On the nearby islands of the South Pacific, by contrast, enterprising natives of the New Guinea highlands were clearing forests and using irrigation to cultivate yams, bananas and taro root. Coastal people were developing double-hulled ocean-going canoes and mastering the rudiments of navigation, which led to an explosion of interisland trade. The dominant traders, peoples known to archaeologists as the Lapita, who lived in the Bismarck archipelago, did a booming commerce in food, obsidian, seashells and elaborately stamped pottery from island to island, eventually venturing as far away as Fiji and Tonga.
THE AMERICAS
By some 12,000 years ago, toward the end of the last Ice Age, small bands of Asian nomads began to cross the dry land bridge that spanned what is now the Bering Strait, between Siberia and Alaska.

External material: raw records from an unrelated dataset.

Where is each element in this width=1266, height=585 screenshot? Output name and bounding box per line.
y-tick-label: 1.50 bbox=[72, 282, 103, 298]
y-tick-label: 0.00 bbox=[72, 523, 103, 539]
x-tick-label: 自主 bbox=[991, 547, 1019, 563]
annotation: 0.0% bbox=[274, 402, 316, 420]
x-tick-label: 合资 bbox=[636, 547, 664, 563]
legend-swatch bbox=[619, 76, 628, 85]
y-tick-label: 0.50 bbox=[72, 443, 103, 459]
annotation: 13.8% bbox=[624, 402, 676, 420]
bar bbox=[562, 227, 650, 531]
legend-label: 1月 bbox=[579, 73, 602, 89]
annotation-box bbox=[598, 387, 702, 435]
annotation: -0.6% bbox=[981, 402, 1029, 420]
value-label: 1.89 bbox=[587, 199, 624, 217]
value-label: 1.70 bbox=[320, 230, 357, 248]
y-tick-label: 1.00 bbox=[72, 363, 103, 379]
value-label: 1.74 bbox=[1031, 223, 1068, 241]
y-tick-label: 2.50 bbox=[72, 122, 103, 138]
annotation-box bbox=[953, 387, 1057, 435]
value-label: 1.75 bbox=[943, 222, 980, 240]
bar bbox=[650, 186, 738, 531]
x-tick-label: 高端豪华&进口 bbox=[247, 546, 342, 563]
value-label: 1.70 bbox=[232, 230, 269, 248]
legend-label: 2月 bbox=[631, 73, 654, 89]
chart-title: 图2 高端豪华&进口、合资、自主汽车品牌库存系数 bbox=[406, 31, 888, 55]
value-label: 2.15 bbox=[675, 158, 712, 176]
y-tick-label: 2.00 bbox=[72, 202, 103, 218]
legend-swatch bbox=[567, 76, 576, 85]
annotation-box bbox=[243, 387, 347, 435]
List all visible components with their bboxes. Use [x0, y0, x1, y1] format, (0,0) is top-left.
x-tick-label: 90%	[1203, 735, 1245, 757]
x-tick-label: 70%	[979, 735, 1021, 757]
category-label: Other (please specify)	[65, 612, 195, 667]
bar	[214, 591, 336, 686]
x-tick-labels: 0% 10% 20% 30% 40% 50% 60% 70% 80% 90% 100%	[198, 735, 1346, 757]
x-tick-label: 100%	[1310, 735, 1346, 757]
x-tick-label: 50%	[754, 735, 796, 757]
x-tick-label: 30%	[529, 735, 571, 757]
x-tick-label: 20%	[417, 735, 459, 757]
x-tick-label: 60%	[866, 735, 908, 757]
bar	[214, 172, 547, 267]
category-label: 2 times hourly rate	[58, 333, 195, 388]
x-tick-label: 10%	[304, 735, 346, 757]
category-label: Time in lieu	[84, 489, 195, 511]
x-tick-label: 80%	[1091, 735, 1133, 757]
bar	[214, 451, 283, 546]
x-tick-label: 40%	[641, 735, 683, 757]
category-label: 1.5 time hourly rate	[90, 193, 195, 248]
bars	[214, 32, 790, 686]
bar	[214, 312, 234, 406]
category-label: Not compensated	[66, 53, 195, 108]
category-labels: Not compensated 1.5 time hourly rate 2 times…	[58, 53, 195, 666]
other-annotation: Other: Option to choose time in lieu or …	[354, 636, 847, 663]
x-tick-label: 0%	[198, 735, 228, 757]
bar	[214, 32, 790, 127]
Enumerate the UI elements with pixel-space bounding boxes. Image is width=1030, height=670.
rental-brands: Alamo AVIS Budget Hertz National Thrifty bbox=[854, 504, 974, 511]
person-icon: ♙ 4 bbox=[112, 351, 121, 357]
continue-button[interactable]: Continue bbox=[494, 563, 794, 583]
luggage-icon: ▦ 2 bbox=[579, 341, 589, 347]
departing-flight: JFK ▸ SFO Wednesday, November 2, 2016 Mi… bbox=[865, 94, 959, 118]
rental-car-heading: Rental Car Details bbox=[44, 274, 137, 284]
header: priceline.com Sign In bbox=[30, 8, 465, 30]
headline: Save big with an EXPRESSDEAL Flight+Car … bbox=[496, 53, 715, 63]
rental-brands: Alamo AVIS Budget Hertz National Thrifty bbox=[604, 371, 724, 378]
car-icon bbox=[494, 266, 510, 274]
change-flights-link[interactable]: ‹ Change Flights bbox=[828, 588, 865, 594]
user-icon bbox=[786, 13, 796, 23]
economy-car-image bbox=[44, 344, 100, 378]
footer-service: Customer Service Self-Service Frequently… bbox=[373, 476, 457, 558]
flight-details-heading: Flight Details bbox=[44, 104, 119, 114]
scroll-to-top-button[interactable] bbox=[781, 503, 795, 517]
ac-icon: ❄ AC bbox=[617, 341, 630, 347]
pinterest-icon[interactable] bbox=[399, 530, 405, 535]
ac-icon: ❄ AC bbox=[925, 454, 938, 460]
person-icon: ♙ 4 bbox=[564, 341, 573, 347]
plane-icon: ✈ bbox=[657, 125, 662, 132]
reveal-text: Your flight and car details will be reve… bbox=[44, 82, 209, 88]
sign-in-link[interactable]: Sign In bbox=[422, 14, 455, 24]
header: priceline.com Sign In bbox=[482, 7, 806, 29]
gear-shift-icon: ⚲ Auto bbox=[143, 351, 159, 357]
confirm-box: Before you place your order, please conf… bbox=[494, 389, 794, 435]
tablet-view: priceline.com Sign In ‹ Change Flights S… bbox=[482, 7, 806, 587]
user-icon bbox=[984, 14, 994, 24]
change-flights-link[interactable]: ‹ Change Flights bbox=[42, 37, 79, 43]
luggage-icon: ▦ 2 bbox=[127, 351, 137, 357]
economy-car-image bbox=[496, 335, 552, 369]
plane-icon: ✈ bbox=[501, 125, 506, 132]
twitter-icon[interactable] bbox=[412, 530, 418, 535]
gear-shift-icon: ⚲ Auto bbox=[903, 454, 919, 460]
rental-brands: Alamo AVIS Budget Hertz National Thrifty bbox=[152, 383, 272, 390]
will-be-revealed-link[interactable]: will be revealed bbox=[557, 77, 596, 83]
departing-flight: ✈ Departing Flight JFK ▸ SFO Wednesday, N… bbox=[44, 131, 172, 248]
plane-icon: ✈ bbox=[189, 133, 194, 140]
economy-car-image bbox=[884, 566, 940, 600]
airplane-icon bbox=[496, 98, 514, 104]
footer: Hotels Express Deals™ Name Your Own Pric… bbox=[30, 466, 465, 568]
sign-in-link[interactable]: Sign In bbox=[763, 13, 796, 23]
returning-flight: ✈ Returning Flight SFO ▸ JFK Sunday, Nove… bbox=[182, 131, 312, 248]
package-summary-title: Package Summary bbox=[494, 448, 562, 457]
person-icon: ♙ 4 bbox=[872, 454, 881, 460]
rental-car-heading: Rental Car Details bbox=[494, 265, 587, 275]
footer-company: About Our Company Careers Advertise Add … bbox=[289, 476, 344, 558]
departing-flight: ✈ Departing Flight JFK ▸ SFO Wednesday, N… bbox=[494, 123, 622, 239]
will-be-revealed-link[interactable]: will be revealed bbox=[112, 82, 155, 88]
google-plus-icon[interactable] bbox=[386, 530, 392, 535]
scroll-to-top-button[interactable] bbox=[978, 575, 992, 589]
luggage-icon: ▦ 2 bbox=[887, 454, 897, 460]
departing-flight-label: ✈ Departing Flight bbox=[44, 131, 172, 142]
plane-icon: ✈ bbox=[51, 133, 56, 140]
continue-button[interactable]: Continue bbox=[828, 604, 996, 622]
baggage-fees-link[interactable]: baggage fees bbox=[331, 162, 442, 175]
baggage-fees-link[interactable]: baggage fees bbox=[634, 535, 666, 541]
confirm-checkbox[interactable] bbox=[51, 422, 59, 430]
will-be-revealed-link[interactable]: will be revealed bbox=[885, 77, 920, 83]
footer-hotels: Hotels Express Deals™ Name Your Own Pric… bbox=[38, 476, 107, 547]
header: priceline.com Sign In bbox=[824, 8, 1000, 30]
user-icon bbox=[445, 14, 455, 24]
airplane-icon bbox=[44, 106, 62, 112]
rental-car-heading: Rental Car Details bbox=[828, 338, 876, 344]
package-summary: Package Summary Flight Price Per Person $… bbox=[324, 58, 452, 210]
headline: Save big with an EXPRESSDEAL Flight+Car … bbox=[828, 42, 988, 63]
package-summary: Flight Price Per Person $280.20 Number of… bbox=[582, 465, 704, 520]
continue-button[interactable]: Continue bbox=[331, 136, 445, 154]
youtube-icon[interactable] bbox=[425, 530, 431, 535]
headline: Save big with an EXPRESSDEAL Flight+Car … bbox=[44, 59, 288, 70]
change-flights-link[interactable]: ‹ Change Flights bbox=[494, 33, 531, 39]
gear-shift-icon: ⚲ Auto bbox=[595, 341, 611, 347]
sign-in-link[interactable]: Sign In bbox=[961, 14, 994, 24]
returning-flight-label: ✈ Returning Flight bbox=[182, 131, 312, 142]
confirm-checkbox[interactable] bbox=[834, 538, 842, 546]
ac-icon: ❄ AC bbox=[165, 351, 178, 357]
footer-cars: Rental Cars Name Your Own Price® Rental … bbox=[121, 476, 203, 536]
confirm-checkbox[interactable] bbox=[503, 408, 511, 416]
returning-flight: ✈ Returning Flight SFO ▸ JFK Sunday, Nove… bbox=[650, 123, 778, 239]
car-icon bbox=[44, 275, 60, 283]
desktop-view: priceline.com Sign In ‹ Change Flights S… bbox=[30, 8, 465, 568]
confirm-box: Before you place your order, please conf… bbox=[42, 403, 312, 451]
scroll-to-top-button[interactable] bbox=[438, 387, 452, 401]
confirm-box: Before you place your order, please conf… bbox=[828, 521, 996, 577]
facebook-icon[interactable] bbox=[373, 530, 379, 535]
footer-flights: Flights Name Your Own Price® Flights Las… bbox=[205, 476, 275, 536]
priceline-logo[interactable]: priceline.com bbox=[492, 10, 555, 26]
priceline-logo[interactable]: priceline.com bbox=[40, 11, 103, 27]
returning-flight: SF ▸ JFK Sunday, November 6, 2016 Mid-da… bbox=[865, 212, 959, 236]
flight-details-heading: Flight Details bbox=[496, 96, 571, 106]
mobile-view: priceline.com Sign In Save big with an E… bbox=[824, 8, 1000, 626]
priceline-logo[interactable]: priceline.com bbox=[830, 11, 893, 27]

The migrations continued intermittently, and when melting ice flooded the land bridge, they stopped. These were the ancestors of the Sioux, Cherokee, Maya, Aztecs and all other Native Americans, and when they first arrived, they were hunter-gatherers like their Asian cousins.
North American native cultures showed enormous diversity by 3300 B.C. Among the oldest village sites ever found is the Koster settlement, in the Illinois River Valley. Villagers there were barely beginning to cultivate wild plants, relying mostly on nuts, grasses, fish, deer and migrating waterfowl, while people across Europe, Africa and Asia were already accomplished farmers. But elsewhere in the U.S. Midwest, populations of hunter-gatherers had staked out territories and built an extensive trading network that dealt in copper, hematite, seashells, jasper and other minerals. Fishing societies along the Pacific Coast were also becoming more complex, as natives took to the sea to hunt seals, whales and other marine mammals.
Society was also growing more complex in Mexico and Central America, but it was at its most elaborate in parts of South America. Settlers in the Ayacucho region of the Andes had domesticated guinea pigs and llamas by the time Iceman lived, and farmed potatoes, squash, beans and corn. Along the coastal desert of what is now northern Chile, the Chinchorro used woven fishing nets and hooks made of cactus thorns, shell and bone to harvest a rich diet from the sea. The Chinchorro, who were savvy hunters, developed elaborate mummification techniques some 2,500 years before the Egyptians, probably as a sacrament in ancestor worship. After removing internal organs and drying the cavf mdavers, they stuffed the remains with feathers, grass, shell, wool and earth. Then the bodies were covered with clay, fitted out with wigs and propped up in family- like groups. The Chinchorro then took care of their mummies, judging by evidence of frequent repairs.
Eventually, the Iceman’s region and the rest of Europe would catch up with other parts of the world. By 500 B.C., flourishing civilizations had sprung up in Greece, then Rome, and soon spread throughout the Continent. But back when he was plodding through the Alpine passes, the concept of a Eurocentric view of civilization would have been laughable, especially to the sophisticated societies that were thriving in Africa and Asia.